Ujjo comes in two flavors: one is designed for light roasts, while the other is meant for dark roasts. Because I’m typically a medium roast kind of gal, I decided to try both. Then, to stay as true to the product's intended use as possible, I swung by my local coffee shop and picked up two cups of black coffee (a blonde and a dark roast). Now, the fun part: bringing on the heat with Ujjo’s collection of hot sauces for coffee.

Light roast hot sauce

First up, the blonde roast coffee paired with the light roast hot sauce. As per the instructions on the bottle, I started adding the hot sauce in one-quarter teaspoon increments—and trust me when I say that a little goes a long way. A small serving of Ujjo’s hot sauce packs a mean punch; however, when diluted into the coffee, the flavor is explosively good. It has a refreshing and zingy taste with earthy notes of ginger and citrus.

And although I don’t usually enjoy my coffee all black, I wanted to see how much sweetness the hot sauce really added on its own—which wasn’t too much at all. It was subtle and didn’t overpower the coffee whatsoever.
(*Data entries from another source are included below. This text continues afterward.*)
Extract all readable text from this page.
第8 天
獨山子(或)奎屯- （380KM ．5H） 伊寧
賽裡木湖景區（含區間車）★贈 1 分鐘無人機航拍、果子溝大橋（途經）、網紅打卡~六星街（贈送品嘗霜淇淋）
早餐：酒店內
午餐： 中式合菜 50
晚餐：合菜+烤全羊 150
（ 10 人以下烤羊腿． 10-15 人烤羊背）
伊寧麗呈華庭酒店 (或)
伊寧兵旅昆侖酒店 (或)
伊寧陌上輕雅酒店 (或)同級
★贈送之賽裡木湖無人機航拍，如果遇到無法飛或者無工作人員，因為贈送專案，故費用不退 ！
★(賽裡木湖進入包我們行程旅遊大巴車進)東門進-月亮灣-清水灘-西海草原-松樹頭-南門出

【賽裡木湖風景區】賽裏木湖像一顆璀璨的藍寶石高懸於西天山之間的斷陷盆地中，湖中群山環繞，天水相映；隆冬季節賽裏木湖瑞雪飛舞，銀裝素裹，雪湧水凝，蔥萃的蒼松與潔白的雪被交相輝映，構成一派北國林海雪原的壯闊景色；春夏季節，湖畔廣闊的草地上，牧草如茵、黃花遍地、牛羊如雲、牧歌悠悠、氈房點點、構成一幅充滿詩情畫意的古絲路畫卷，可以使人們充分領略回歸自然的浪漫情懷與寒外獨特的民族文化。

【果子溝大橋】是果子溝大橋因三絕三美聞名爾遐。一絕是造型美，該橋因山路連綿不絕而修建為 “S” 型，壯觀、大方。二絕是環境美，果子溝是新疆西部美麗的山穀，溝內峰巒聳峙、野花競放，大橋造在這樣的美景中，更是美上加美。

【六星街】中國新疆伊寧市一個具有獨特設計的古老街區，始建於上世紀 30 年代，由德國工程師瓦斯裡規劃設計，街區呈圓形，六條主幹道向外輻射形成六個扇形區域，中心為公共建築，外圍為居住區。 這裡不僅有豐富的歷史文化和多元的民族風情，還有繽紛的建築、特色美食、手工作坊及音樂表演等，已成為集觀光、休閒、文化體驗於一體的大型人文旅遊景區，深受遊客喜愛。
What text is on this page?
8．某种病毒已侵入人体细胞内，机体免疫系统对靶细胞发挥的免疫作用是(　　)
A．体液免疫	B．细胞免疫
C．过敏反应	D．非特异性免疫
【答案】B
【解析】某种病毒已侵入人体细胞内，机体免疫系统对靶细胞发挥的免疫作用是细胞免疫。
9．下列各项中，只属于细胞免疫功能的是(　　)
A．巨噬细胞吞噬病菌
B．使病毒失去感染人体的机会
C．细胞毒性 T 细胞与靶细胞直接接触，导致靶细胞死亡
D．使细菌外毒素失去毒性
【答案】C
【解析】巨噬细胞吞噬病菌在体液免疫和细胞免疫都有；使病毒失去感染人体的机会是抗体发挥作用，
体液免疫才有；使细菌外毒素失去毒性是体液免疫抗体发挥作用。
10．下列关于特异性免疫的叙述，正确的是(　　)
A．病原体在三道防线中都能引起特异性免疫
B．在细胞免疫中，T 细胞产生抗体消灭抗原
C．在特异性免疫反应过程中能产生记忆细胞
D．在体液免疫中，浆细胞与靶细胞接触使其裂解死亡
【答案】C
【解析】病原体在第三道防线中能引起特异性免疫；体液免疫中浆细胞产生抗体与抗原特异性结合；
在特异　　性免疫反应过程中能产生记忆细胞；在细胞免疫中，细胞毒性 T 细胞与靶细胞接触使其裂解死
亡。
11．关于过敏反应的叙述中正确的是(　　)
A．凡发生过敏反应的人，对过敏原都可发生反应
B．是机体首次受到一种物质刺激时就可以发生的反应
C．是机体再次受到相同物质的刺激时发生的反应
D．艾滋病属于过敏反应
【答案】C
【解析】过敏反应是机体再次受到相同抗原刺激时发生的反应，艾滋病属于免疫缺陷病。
Instead, the hot sauce (which is made without vinegar, BTW, which helps balance out the already-acidic nature of coffee) added soft, cozy spiciness and warmth; I felt a pleasant tingly effect on my tongue without needing to run to the fridge to chug a gallon of milk. Of course, if you like things spicier, you can definitely dial up the amount of hot sauce you splash into your mug.

Dark roast hot sauce

Next up, the dark roast hot sauce paired with a dark roast coffee. As it turns out, it was hands-down my favorite combination. The hot sauce cut the edge and bitterness of the intense dark roast and helped neutralize its acidic profile with its sweet, warm, and comforting flavor with tasting notes of cinnamon, cocoa, vanilla, and molasses. It was also the sauce I liked best on its own, which can also be used for much more than just black coffee (like lattes, mochas, teas, desserts, or really whatever else your hot sauce-loving heart desires).

What are the benefits of adding hot sauce to coffee?

Aside from a pleasant flavor, stirring hot sauce into coffee can add a few additional health benefits to your morning brew. As registered dietitian Robin Foroutan, RD, previously told Well+Good, the capsaicin (the compound found in chili peppers that makes them hot) in hot sauce is high in antioxidants, which is critical for staving off diseases caused by free radicals—aka unstable molecules that our bodies create in response to the daily stresses of living. Plus, capsaicin is one of the best longevity-boosting and anti-inflammatory spices, according to Gary W. Small, MD, the physician in chief for behavioral health at Hackensack Meridian Health.

Some research also suggests that capsaicin may help reduce some types of pain. "Capsaicin helps to reduce the amount of substance P produced by the body, which is a neuropeptide that the body sends to the brain to signal pain. The less substance P there is, the less feelings of pain the brain registers," Brigitte Zeitlin, MPH, RD, CDN, a registered dietitian and founder of BZ Nutrition, previously told Well+Good.

TL;DR? I can confidently say adding hot sauce to coffee is hands down a win in my book, and I'll be making this delicious (and anti-inflammatory) spicy apple pie macchiato recipe on repeat all fall long.

Spicy Apple Pie Macchiato Recipe

Yields 1 serving

1 Tsp Dark Roast Ujjo
1 Tsp Adagio candy apple tea
2 shots espresso
1/4 cup water
1/2 cup frothed oat milk

1. Bring water to a boil, then steep tea for 10 minutes. You want it to be strong so that you can still taste it after the milk and espresso are added.

2. Add Ujjo and two shots of espresso, stirring to combine.

3. Froth milk in a separate container, then pour into a cup to combine.

4. Top with salted caramel syrup, brown sugar, and Dark Roast Ujjo drizzle.